In a recent interview, Stuart Dunbar, a Baillie Gifford partner who works with the firm’s clients, said the current moment is marked by “a peculiar mismatch,” with a tidal wave of change and disruption coming down the pike in sectors such as energy, healthcare and financials even as market players appear singularly focused on near-term cash flows.
By way of example, Dunbar pointed to Moderna — a Cambridge, Mass.-based drugmaker included in some of Baillie Gifford’s biggest portfolios — which he noted can see its share price fall dramatically if somebody says the company’s COVID-19 vaccine sales look set to decline.
“Moderna is not a COVID company. Moderna is an innovative mRNA platform drug company with a pipeline of 40 or so drugs … based on deep sequencing and analysis,” Dunbar said. That the company’s share price goes up and down depending on talk about its COVID-19-related sales “tells me the market is completely focused on the wrong thing,” he said.
Other factors weighing on growth stocks include, of course, the surge in interest rates over the past 20 months, with higher discount rates weighing on net present value — even though good companies with pricing power should be able to continue to grow, Dunbar said.

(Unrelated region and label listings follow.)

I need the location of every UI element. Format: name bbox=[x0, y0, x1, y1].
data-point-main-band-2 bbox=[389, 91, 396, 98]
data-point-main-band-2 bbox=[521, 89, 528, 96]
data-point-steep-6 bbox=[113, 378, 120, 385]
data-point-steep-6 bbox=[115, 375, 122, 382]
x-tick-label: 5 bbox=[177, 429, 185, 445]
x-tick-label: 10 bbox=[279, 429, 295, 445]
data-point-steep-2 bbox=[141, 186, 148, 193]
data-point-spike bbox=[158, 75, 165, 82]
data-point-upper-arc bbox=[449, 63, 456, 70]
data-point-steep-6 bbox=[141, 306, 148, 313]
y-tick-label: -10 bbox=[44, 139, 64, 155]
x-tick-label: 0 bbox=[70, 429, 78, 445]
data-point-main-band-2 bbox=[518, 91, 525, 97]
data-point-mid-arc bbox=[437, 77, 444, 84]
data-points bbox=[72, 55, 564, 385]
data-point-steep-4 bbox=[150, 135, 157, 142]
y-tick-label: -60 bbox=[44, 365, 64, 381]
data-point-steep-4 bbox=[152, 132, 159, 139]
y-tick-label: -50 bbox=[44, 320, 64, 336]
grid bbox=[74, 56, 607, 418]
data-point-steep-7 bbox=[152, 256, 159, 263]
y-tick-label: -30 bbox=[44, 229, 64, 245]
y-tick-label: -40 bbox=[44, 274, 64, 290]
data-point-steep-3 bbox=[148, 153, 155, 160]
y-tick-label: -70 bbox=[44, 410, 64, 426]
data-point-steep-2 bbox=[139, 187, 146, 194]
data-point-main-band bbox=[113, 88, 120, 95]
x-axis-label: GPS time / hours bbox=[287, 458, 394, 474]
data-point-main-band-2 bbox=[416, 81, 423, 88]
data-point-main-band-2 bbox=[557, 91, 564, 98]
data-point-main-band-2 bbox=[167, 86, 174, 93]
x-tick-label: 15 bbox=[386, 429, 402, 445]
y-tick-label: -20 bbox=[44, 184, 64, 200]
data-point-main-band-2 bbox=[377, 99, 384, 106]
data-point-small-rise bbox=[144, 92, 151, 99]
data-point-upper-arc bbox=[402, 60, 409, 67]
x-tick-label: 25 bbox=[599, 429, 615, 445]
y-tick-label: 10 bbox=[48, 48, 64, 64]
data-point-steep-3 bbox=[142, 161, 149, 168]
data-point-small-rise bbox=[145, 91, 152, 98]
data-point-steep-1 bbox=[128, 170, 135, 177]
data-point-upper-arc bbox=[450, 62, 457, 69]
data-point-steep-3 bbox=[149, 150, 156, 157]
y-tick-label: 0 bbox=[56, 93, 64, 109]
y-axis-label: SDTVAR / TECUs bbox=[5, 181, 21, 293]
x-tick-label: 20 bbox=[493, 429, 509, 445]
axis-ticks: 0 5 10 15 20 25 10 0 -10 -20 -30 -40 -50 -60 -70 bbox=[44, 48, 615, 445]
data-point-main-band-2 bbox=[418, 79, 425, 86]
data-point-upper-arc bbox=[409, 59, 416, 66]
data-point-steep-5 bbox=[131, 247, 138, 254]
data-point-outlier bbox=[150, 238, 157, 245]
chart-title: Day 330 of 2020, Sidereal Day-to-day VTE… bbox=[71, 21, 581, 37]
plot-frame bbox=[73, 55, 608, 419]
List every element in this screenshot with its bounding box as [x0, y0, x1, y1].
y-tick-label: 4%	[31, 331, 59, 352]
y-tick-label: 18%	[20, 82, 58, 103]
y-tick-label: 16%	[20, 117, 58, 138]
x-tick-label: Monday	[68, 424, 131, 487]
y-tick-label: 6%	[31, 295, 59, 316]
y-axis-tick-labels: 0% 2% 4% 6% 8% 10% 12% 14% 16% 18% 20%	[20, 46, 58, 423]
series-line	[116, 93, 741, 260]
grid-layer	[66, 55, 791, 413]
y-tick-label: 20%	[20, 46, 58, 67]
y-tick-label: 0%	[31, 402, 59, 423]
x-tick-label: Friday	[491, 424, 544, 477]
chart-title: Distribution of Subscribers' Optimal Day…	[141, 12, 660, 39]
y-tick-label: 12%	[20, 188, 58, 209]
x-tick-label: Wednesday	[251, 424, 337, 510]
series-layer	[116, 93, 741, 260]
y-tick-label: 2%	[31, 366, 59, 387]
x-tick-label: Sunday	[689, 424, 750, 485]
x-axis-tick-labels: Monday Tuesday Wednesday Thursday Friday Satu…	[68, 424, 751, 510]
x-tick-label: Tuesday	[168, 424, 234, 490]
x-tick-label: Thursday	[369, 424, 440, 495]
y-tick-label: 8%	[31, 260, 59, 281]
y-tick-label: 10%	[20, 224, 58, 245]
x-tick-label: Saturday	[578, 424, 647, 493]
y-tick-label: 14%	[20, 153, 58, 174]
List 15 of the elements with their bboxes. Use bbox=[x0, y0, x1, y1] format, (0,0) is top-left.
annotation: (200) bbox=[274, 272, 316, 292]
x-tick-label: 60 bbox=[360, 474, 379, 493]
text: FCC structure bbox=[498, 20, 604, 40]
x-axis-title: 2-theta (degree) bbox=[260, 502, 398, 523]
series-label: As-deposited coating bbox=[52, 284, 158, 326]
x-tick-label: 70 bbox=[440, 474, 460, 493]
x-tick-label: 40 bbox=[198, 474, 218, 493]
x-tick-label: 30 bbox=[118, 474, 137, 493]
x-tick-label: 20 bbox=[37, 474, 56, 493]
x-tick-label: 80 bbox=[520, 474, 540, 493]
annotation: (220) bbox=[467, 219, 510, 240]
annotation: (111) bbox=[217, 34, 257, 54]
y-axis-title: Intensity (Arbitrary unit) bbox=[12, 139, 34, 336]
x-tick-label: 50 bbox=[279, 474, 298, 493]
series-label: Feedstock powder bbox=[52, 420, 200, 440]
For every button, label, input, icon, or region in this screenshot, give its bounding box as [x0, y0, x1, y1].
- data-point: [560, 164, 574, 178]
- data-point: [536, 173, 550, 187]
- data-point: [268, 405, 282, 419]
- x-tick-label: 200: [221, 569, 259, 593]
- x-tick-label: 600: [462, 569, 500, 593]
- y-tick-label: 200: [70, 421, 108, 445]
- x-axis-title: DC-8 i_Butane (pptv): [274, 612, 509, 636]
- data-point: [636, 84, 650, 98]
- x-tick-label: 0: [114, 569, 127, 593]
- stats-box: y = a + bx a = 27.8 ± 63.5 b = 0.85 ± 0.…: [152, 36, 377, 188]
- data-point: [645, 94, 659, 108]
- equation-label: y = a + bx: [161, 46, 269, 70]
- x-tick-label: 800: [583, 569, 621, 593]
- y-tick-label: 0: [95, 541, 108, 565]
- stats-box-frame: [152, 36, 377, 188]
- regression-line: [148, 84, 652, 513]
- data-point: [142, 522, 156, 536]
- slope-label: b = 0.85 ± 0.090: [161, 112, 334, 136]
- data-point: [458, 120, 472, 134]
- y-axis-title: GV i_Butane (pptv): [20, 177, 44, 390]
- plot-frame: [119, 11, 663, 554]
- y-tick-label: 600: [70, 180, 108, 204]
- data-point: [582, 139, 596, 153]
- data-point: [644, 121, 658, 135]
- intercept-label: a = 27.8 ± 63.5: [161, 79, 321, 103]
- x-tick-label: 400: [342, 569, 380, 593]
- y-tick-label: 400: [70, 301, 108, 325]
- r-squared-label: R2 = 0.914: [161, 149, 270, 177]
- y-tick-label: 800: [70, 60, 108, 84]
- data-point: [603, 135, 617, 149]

The result: a “tremendous roller-coaster” ride this cycle, with an initial COVID-driven leg of stellar outperformance in 2020 followed by a painful stretch of underperformance, he said. By way of example, Baillie Gifford’s $44.8 billion international growth equity strategy beat its benchmark by a whopping 54.4 percentage points in 2020, followed by underperformance of 17.9 points in 2021, 20.4 points in 2022 and 3.2 points for the first nine months of 2023.
Baillie Gifford reported $264.4 billion in total assets under management as of Sept. 30. That is relatively flat from the $268.7 billion in AUM it reported as of Dec. 31, 2022, but is down 42% from $454.9 billion at the end of 2021, according to Pensions & Investments data.